24 January 2022

Kids face ‘generation-defining disruption’

Clinical COVID-19 Mental Health Paediatrics

GPs are well-placed to identify and help children and teens struggling with developmental and mental health issues.


Children are facing a disruption from covid that goes far beyond the health effects of the virus, according to Australian researchers. 

A narrative review highlighted increasing global concern about the likely disproportionate impact of the current pandemic on children experiencing adversity, widening existing disparities in child health and developmental outcomes. 

“To date, the direct health impacts of [covid] itself have been relatively minimal for children globally, even with the Delta variant,” lead author Professor Sharon Goldfeld, a paediatrician and public health physician at the Murdoch Children’s Research Institute, wrote in the MJA

“In Australia, infections have been relatively low compared with other countries because of our strict public health restrictions. However, these restrictions are having immediate and likely longer term adverse consequences on children’s developmental potential, with the impacts likely to be more severe if we do not consider the necessary policy responses as we emerge from the pandemic.” 

The review analysed data on child-level, family-level and service-level factors from previous pandemics, epidemics and natural disasters, as well as the current covid pandemic.  

“In Australia, mental health difficulties significantly increased for children who experienced a second lockdown (20–46% in high range; 2–13% in very high range) compared with a normative sample,” the authors wrote.  

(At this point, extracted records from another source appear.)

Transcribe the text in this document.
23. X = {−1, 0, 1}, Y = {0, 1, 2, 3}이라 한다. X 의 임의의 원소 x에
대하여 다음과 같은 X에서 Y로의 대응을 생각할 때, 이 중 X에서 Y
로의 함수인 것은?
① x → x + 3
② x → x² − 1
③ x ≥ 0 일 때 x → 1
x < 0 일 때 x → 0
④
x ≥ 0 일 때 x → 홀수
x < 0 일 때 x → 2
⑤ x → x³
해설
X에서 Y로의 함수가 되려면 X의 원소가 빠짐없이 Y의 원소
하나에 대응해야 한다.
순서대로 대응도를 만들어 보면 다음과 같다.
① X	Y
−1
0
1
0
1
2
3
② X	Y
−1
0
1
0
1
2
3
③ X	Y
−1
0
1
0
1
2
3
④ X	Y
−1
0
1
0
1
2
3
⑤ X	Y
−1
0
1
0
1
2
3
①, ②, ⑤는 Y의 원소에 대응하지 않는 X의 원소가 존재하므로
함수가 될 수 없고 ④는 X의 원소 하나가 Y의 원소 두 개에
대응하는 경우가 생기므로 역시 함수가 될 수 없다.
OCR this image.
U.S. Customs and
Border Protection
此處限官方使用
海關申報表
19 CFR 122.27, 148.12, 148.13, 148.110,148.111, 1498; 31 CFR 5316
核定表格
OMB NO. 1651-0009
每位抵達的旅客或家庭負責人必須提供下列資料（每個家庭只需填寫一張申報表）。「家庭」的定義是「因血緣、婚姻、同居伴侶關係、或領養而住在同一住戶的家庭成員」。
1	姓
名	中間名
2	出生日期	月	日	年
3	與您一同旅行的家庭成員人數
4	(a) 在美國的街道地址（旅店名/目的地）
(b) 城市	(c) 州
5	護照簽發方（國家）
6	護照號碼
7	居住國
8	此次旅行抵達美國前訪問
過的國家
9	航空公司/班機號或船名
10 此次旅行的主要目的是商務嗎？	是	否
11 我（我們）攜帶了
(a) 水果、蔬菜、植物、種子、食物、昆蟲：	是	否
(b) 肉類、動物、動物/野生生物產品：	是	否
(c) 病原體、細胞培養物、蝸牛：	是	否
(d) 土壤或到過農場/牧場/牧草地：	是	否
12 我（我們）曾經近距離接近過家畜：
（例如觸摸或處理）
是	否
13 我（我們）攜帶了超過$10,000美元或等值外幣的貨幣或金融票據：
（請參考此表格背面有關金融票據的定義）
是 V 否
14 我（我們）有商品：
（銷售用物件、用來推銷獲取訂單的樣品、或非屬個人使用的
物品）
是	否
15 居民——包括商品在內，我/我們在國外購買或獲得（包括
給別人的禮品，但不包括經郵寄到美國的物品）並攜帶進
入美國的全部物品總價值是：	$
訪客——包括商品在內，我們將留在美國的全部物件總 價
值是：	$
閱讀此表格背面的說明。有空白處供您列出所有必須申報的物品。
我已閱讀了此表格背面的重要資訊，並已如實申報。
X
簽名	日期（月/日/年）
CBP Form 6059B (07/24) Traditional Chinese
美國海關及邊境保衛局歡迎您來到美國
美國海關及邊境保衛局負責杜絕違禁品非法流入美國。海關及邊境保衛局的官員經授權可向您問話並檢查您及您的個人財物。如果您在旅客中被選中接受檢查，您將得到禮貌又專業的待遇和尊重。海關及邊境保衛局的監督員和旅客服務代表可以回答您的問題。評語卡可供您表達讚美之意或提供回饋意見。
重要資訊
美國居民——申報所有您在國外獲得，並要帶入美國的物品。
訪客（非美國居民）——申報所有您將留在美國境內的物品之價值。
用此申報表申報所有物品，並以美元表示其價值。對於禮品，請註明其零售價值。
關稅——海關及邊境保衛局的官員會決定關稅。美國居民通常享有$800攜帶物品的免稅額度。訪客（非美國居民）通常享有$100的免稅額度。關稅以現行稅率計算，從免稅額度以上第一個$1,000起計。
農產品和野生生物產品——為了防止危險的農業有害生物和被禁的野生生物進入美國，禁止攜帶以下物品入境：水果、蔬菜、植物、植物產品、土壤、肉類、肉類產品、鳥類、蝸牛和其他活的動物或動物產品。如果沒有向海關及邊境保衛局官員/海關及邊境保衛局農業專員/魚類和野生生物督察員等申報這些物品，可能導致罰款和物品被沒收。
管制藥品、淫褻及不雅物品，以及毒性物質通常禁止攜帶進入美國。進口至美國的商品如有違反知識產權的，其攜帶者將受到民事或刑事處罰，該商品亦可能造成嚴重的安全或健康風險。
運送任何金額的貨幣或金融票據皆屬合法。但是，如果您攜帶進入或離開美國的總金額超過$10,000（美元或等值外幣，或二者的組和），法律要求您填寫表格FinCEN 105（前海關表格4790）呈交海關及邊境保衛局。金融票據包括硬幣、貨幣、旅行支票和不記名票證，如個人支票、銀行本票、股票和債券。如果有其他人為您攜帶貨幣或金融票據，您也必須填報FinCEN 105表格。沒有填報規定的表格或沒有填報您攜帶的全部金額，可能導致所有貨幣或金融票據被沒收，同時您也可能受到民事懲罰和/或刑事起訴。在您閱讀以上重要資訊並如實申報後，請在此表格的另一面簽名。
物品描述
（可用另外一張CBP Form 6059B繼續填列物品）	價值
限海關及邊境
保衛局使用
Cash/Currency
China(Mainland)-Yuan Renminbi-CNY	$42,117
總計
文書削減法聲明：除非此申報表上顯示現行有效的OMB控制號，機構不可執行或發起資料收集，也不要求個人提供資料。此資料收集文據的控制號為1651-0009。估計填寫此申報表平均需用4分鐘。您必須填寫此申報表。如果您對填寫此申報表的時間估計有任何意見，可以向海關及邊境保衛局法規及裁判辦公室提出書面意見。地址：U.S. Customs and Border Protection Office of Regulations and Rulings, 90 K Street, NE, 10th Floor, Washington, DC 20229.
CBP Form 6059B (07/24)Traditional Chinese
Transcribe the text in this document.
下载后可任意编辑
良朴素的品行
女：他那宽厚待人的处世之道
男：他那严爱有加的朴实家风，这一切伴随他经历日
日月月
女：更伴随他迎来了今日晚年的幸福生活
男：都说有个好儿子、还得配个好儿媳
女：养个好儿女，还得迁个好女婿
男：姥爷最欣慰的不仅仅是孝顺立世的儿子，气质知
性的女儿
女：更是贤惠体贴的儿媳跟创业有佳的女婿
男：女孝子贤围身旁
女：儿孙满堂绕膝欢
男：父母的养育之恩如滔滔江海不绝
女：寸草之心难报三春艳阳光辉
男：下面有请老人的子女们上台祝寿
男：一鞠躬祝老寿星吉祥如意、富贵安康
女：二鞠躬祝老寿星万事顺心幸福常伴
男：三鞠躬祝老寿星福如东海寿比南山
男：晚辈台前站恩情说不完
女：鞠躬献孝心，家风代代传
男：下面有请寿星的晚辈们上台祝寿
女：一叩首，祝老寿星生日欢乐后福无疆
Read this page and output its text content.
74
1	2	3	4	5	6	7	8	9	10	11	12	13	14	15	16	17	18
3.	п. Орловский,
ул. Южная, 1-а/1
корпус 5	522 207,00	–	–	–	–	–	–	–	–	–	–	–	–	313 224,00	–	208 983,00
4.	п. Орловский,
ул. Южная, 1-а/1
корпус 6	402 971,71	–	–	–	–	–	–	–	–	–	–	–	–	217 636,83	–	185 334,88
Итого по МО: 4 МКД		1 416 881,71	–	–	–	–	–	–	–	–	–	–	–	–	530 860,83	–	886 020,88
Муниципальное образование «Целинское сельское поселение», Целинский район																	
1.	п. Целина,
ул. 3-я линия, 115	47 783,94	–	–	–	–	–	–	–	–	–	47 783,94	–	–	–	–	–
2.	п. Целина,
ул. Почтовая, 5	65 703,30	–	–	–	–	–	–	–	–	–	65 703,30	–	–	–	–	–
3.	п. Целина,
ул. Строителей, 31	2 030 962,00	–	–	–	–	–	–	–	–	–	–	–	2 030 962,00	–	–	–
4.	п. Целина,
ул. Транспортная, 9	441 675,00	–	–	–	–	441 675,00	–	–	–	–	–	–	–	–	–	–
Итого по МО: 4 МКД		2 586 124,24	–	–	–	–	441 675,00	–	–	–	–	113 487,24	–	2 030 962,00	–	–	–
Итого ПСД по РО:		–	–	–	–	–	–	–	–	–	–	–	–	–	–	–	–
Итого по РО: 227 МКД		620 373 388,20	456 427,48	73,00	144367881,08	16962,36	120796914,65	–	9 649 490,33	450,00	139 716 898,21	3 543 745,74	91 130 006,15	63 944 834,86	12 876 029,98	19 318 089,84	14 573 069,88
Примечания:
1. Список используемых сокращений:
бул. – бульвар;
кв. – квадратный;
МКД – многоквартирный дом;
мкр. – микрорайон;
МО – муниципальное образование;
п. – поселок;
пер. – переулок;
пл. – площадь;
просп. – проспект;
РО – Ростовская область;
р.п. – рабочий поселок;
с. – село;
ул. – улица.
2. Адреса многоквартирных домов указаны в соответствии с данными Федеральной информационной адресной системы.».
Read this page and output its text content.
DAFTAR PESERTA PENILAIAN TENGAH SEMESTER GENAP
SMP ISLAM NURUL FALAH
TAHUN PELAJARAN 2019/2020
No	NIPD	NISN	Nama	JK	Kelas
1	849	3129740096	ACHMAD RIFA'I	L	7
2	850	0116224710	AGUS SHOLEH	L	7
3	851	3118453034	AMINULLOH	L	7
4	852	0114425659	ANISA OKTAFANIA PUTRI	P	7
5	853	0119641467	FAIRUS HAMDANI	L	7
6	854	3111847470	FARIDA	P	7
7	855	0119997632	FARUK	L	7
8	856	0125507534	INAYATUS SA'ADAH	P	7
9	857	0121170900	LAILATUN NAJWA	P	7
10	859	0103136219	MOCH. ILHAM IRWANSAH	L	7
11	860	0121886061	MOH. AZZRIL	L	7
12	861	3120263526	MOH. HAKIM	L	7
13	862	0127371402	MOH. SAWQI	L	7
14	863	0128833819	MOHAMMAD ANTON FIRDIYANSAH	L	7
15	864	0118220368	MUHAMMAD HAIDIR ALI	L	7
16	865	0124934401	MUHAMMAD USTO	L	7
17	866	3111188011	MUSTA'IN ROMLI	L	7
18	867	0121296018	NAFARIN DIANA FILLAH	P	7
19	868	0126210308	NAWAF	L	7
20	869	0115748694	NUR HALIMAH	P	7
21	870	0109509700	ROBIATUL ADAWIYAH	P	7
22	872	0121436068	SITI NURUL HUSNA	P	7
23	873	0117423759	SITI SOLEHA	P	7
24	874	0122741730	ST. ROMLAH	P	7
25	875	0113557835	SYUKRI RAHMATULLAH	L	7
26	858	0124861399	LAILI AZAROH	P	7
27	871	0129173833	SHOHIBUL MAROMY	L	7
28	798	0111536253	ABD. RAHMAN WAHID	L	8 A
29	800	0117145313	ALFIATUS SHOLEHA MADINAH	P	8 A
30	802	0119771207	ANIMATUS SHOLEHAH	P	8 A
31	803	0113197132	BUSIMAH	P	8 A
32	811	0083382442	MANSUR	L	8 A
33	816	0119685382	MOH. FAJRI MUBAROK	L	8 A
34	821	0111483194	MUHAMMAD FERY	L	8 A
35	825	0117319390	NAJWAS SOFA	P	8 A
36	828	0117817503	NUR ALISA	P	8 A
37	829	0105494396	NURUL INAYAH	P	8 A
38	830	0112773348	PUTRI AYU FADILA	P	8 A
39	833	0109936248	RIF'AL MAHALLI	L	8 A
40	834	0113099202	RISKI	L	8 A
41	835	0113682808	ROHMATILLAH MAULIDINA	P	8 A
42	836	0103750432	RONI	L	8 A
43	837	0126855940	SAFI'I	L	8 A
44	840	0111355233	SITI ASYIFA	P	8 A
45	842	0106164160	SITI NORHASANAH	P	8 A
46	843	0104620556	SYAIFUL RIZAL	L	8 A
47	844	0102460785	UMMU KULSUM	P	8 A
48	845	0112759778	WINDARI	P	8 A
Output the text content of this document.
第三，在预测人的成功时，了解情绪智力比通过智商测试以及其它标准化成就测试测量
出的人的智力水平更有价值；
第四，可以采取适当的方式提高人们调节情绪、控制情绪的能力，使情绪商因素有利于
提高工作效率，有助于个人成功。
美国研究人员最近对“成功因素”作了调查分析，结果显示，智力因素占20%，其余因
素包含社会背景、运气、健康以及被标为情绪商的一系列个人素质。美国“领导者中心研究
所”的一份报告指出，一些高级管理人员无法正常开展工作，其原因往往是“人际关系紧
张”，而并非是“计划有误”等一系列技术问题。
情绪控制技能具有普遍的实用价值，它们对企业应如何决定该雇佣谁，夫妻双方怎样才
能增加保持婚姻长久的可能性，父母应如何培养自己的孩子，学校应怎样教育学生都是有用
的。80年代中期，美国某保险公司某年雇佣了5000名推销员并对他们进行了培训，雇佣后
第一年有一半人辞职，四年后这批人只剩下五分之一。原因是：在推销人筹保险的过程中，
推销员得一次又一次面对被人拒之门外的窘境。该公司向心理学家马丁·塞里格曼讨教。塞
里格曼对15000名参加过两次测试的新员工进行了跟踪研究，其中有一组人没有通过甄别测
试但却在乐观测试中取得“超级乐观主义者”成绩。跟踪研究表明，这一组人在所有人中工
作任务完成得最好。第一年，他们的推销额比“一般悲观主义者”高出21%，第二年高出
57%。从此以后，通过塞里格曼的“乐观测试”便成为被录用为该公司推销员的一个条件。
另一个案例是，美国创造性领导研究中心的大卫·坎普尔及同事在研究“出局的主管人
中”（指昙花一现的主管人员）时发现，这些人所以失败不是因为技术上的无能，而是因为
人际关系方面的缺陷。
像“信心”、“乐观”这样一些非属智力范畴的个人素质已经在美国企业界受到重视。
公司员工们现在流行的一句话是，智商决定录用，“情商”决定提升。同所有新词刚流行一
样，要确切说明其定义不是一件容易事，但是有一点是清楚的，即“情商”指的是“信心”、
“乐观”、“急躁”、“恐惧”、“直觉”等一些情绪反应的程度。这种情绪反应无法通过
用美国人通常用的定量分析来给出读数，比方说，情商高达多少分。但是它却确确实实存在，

There was a rapid increase in demand for Kids Helpline, the Australian national youth helpline, with common reasons for contact including mental health (4.6% monthly increase) and suicidal ideation or self-harm (5.7% monthly increase). Additionally, some children with existing mental health disorders experienced an exacerbation of symptoms. 

Professor Goldfeld said seeing the huge impact of covid on children and adolescents was confronting.

Children were facing a “generation-defining disruption” due to changes such as virtual learning, social distancing, increased screen time, reduced access to healthcare, no structured sport and less outside play, she said.  

“Children and adolescents experiencing adversity before the pandemic have been disproportionately affected, potentially leading to a widening of disparities in child health, wellbeing and developmental outcomes,” she said.  

For example, the achievement gap between advantaged and disadvantaged students appeared to triple during remote learning.  

Health care disruptions could have also interfered with children receiving timely diagnoses and management for developmental delays, and the researchers found that only 30% of parents of children with neurodevelopmental disabilities found telehealth worked well for their child.  

“But as with previous global crises and pandemics, this can provide an opportune moment for creative change to reduce social disadvantage,” said Professor Goldfeld.  

GPs were well placed to identify children and adolescents at risk, and could be on the lookout for certain warning signs, she added. 

“If families they normally see start withdrawing from the practice, that can be a red flag,” she said. 

“And when speaking to adolescents, when they start talking about depression and how they are feeling about life, that can be another thing. With younger children it may be manifesting in physical problems, like tummy pain.” 

She said interventions aimed at improving the mental health and resilience of parents were likely to improve a child’s ability to cope, as both were intertwined. 

“Parents had particularly poor mental health in the last lockdown, and parents with young children have the poorest mental health,” she said.  

For example, after the 2009 H1N1 influenza pandemic, one in four parents who had to isolate met the criteria for PTSD symptoms.  

“Reduced family income or job losses, parental mental health and stresses have also affected the nutrition, safety and care of children,” Professor Goldfeld said.  

“It’s important to talk to parents of younger children about their anxiety and frustrations. It’s also important to talk about family violence.” 

Local Health Hubs, the Raising Children Network, Headspace, PPP parenting programs, paediatricians and psychologists were useful resources for GPs to support their patients. 

Professor Goldfeld was optimistic that for many parents, children and adolescents, the outcomes would be positive. 

“There will be extraordinary resilience from this, so it’s not all doom and gloom,” she said.